Une bonne éducation reçue dans sa famille assez conservatrice ne laissait guère présager à elle seule que Mahdi Akef serait un jour le guide suprême du mouvement interdit mais toléré des Frères Musulmans. Depuis deux ans environ, Akef assume ses charges contre vents et marées. Sa désignation, après la mort de son prédécesseur Moustapha Machhour, était loin de faire l'unanimité. Mais le septuagénaire a su quand même s'imposer, rejetant d'emblée l'idée d'avoir des dissidents au sein de son mouvement qu'il veut uni et intègre. « On n'a ni conflit de générations ni dissidence au sein de notre groupe géré suivant le principe démocratique de la choura (consultation). Tous les frères musulmans entre 18 et 90 ans adhèrent aux mêmes idées. On n'est pas un parti politique et on ne cherche pas à l'être, mais on est une mouvance islamique œuvrant pour le bien de l'humanité », dit Akef, pour faire taire ceux qui n'arrêtent pas d'invoquer le conflit au sein de la mouvance. Il élève une voix retentissante. La voix du chef qui sert de guide et de père spirituel. Car c'est ainsi qu'il définit sa responsabilité. « Je suis les traces et la conduite du prophète Mohamad, notre maître à tous ».
En 1948, la police arrête Akef pour la première fois, lors d'une manifestation contre les occupants anglais et il a dû passer un an dans la prison de Gabal Al-Tor (dans le Sinaï), avec 400 autres étudiants. « Durant cette période d'incarcération, j'ai été réellement introduit aux principes des Frères musulmans ». Une phase de transition, « pas une prison, mais un camp éducatif ». Dès lors, il prête ses efforts au combat des Frères contre l'occupation britannique. Il cultive aussi une lecture assidue des œuvres d'Al-Mazni, de Mohebeddine Al-Khatib, d'Al-Ghazali, et de Sayed Qotb qui deviennent plus tard ses amis les plus sollicités. Les œuvres littéraires n'ont jamais été ses livres de chevet, par contre le socialisme politique, le communisme et l'islam nourrissaient sa pensée.

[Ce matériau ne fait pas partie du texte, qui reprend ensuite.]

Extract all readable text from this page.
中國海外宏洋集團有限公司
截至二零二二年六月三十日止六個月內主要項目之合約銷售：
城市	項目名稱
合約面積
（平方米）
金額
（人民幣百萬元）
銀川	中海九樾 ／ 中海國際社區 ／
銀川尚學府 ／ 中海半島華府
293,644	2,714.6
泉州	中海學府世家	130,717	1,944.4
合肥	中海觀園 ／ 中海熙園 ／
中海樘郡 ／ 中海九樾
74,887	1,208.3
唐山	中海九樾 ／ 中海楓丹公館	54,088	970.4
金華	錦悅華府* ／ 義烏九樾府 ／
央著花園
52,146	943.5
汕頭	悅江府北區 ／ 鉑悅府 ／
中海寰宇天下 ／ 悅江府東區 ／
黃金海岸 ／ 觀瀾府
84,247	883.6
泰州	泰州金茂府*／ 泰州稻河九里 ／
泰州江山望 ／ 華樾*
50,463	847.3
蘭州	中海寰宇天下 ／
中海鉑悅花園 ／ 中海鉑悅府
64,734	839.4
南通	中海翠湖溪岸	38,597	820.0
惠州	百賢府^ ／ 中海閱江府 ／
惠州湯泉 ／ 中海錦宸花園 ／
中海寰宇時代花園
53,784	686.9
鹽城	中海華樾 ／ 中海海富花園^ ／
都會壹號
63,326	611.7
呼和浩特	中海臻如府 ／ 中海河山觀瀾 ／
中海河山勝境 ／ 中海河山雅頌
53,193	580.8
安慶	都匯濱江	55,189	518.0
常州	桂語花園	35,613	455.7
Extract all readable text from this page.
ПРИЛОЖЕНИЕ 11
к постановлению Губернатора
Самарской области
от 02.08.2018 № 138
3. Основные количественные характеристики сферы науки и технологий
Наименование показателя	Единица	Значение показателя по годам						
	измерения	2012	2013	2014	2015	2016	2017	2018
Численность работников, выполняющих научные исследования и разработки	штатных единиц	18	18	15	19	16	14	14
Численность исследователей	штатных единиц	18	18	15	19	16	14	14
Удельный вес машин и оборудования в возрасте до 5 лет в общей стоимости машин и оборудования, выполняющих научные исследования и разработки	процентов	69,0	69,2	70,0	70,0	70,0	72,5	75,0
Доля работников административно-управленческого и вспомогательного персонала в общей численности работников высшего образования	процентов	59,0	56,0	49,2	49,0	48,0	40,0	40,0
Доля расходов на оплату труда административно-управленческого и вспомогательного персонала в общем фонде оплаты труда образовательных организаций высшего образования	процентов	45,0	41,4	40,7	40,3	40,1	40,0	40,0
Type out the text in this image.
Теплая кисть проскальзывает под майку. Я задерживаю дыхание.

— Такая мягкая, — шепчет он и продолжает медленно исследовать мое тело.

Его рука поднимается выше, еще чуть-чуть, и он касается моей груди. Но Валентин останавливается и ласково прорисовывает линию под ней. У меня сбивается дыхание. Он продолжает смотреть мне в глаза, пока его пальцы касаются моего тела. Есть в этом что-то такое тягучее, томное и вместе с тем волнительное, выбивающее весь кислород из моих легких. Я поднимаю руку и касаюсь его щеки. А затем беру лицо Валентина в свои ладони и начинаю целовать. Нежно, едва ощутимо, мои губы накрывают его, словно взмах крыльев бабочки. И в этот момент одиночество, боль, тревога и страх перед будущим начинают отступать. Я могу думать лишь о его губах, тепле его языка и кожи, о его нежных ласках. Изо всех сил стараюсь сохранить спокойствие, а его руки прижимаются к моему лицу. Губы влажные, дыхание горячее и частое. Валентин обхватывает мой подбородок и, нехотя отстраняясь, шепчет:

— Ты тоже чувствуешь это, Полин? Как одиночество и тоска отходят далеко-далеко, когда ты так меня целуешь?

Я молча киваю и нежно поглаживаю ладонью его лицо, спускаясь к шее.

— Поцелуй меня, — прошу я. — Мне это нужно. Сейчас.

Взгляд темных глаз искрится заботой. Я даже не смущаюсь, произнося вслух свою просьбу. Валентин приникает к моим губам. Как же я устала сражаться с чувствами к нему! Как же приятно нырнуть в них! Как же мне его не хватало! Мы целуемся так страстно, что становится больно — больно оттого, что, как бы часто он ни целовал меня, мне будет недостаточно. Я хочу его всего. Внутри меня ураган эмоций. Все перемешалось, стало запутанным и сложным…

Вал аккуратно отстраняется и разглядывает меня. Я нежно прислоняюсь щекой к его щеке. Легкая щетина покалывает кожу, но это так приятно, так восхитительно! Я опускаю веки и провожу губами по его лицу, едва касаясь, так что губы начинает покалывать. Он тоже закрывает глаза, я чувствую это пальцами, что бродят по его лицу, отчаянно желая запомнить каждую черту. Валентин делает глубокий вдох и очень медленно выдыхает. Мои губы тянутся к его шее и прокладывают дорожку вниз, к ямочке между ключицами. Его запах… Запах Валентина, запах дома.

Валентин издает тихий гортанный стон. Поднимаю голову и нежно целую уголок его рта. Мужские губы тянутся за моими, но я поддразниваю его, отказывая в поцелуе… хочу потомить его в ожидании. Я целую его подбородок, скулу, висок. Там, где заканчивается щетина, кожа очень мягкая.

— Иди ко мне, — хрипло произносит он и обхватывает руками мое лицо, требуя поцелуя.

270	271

Deux ans plus tard, c'est-à-dire en 1950, il travaille comme professeur de gymnastique dans un lycée à Tanta (dans le Delta). En même temps, il participe au projet d'alphabétisation dépendant de l'Unesco, à Sirs Al-Layyane (dans le gouvernorat de Ménoufiya).
Ses ambitions politiques le poussent plus loin. Akef ne pouvait aucunement se contenter de son poste au lycée, alors il se joint à la faculté de droit (à l'Université de Aïn-Chams, dite à l'époque Université d'Ibrahim bey). Son charisme, son côté militant ainsi que son sens de l'organisation acquis grâce aux Frères, lui ont permis d'être élu par l'Union des étudiants chef d'équipe des fedayins (résistants contre les Britanniques, œuvrant dans le canal de Suez).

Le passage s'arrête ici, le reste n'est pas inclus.